Going forward, Intel has been putting forward standards to allow system components to communicate guard bands on latency requirements, so that their next SOC will be able to coalesce activity periods at its discretion to better enable power gating.

What standards?

It does exactly what I want it to do, and exactly what the customer would want it to do.

Improve graphics performance at the expense of GPGPU?

Or what Daly said, removing things incidental to the real problem.

Removing memory space barriers means adding hardware features. So you can call it removal all you want, it's still convergence.

When you have a hammer...

If it quacks like a duck...

Seriously, what you described is definitely closer to software rendering and further away from heterogeneous hardware. Compilation and scheduling are latency sensitive tasks, and since you'll want each core to adapt individually, you want each core to have CPU-like qualities. In theory you could just pair up each GPU core with a CPU core, but since you want a shared ISA as well we can at least unify instruction fetch and decode. Assuming that at this point the CPU side of each core uses out-of-order execution and the GPU side uses in-order execution, you still need ways to synchronize data between them. So the memory subsystem also has to be tightly interwoven, especially since you also want a uniform memory space. This practically just leaves scheduling. But scheduling instructions or scheduling threads isn't horrendously dissimilar. You may as well have just one generic out-of-order SMT scheduler and have things like long-running SIMD instructions to lower the switching activity.

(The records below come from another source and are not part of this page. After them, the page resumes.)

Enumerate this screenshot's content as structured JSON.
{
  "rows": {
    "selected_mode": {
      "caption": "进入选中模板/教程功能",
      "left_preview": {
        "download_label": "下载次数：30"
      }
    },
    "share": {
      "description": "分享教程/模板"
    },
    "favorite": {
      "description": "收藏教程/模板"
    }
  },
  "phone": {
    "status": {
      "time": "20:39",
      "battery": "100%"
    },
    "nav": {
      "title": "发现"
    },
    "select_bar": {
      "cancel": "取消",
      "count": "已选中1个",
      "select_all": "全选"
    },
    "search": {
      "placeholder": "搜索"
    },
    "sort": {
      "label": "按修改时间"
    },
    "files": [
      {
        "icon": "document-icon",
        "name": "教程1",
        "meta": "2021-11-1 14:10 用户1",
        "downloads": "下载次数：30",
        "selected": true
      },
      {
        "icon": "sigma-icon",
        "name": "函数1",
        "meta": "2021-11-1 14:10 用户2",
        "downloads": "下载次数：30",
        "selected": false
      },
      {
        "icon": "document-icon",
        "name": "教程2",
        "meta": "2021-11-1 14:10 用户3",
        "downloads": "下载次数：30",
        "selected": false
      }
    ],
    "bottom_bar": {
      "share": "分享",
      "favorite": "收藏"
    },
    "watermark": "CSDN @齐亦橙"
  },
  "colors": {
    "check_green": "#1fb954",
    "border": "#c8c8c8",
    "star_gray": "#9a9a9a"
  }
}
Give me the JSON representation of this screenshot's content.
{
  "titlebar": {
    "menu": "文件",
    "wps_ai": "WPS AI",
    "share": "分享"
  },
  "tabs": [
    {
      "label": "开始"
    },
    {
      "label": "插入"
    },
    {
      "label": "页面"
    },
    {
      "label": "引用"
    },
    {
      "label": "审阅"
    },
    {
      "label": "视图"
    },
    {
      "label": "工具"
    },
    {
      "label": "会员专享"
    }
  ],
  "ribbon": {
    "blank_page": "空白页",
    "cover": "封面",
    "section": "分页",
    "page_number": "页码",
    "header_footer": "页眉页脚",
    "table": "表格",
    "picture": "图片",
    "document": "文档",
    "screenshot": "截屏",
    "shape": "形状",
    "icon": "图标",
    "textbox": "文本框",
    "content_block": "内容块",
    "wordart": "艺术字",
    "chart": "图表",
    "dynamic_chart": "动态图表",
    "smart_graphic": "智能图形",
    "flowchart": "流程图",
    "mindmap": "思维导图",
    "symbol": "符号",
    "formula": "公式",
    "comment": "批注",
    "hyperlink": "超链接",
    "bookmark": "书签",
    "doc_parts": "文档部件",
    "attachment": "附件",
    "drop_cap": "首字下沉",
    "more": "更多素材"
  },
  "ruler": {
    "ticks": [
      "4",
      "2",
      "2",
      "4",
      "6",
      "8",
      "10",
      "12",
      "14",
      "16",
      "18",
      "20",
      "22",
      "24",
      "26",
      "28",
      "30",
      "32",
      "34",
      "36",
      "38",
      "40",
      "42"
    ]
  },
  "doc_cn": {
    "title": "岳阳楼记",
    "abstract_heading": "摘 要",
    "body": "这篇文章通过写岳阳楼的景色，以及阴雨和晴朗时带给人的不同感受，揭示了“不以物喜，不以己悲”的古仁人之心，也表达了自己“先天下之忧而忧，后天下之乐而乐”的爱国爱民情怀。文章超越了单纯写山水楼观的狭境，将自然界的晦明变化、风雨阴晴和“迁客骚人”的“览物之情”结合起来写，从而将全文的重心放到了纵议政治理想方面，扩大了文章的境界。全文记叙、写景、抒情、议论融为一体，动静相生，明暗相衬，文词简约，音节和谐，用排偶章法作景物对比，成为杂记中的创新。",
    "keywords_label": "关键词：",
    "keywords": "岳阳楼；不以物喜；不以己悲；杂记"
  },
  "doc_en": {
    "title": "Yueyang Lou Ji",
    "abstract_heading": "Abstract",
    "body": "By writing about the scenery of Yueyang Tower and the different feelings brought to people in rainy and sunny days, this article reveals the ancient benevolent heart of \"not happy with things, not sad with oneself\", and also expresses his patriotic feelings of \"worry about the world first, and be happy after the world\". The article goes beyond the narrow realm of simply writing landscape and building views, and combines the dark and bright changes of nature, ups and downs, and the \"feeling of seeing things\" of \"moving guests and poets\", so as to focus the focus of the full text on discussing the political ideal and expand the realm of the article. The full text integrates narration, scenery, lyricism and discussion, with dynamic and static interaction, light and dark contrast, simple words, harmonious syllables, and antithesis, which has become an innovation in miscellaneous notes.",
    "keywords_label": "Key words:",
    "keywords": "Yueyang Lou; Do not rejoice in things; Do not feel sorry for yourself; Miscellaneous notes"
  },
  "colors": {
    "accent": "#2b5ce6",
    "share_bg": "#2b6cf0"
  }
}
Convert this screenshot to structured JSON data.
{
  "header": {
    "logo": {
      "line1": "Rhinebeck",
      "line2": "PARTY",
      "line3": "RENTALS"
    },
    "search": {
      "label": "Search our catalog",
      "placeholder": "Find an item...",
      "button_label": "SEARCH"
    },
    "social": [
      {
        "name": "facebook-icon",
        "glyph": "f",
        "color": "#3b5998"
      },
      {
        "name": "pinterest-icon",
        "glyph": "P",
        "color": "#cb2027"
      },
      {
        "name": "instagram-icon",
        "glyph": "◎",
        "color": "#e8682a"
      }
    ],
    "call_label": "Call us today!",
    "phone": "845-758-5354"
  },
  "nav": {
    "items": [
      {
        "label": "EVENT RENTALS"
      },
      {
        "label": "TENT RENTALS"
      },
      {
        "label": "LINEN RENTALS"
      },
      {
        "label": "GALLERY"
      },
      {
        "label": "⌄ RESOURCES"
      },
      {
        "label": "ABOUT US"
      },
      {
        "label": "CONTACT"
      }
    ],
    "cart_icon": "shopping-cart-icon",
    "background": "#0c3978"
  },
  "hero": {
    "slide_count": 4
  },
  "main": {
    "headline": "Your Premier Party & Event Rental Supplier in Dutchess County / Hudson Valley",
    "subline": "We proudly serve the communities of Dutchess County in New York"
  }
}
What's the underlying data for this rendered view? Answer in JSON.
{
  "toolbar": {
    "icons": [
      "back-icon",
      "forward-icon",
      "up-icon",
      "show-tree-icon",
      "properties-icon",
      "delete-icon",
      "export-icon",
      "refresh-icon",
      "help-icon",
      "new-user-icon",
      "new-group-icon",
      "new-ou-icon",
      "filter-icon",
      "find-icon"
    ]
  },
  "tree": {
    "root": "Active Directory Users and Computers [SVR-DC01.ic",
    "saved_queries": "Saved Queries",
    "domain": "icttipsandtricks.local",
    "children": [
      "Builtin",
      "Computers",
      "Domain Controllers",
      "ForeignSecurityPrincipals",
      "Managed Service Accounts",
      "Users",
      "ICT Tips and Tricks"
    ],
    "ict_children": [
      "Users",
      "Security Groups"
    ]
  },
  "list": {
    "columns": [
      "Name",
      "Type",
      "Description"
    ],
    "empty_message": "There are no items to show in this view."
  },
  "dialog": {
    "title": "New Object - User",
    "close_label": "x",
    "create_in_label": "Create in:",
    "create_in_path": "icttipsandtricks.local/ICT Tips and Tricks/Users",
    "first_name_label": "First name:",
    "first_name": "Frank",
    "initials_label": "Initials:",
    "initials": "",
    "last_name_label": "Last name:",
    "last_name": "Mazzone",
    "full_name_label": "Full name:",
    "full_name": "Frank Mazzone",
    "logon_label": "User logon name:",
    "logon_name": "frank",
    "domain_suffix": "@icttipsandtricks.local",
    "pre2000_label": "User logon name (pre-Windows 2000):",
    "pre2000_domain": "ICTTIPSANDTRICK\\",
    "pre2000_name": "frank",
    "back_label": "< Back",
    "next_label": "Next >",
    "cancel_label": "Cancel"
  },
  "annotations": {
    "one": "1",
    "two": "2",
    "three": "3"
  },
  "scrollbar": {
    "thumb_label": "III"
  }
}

Andrew Lauritzen · Dec 5, 2012

keldor314 said:
Note that not only are we comparing state of the art tracers, but we even have identical test scenes used, so this is probably as fair a comparison as you're likely to get.

Uhh, dude that's an awful comparison. Did you even read the abstract of the second paper? "Recently, a new family of dynamic ray tracing algorithms, called divide-and-conquer ray tracing, has been introduced. This approach partitions the primitives on-the-ﬂy during ray traversal, which eliminates the need for an
acceleration structure". Yeah, *totally* comparable to the GPU benchmarks with precomputed static geometry... oh wait.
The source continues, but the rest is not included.